一昨日公開した今年最初の「今週の分子」。


世界中で開発が進められているHIVインテグラーゼ(ウイルスがゲノムDNAを宿主のDNAに組み込む反応を触媒する酵素)の働きを阻害するタイプの薬剤の中でも,ユニークな構造を持つ天然化合物の人工合成が可能になったというニュースを取り上げたもの。

ある種の貝やホヤなどの海洋生物から微量にしか採れなかったものが,化学合成が可能になったことで研究が加速することが期待される。同化合物の発見以前に出たので載っていない,以下の書籍を見ても海洋や土壌中などの生物には自然界にはまだまだ人間には発想できない化合物があって,いろいろな役割を果たしていることだろう。

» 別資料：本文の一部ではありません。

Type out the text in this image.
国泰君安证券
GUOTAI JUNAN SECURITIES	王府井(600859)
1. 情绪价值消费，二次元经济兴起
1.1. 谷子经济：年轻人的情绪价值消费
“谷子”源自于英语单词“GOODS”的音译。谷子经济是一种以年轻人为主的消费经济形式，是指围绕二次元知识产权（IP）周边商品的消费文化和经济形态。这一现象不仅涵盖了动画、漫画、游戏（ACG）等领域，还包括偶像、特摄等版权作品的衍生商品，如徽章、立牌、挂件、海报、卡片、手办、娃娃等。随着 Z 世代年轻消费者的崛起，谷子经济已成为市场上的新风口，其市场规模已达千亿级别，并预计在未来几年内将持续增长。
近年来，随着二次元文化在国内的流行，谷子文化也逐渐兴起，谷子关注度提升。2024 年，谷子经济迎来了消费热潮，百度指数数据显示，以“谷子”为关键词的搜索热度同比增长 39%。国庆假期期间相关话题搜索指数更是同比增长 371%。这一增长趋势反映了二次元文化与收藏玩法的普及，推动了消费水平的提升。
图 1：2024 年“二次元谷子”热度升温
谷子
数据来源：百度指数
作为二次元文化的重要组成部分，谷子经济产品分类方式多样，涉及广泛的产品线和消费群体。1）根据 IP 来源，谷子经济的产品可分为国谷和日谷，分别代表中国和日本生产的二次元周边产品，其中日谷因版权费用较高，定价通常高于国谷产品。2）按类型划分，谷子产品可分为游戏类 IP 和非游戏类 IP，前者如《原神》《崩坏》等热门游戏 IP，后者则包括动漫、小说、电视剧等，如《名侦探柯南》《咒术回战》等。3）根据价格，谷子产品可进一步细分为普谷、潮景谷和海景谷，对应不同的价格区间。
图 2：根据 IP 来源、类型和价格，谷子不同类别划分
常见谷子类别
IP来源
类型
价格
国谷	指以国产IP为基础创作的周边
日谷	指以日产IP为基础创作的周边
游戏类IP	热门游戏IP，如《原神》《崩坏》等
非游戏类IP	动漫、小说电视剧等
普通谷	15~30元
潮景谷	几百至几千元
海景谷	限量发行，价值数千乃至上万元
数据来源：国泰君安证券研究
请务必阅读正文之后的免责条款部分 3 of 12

なお,トップのアニメ画像は同化合物とは異なる阻害剤の5ClTEPを含むPDBデータ例である1qs4のA鎖から作成したもので,下記サイトでPDBのID(今回のアニメでは“1qs4A”)を入れるとそのタンパク質のポケットや開口部を教えてくれるのを利用した。SARS関連タンパク質などこれまでも利用させてもらっているので上掲ページを参照されたい。生体高分子の立体構造を解明することで,新しい薬剤などの開発が進められていることを誰でも学ぶことができるサイトということもできる。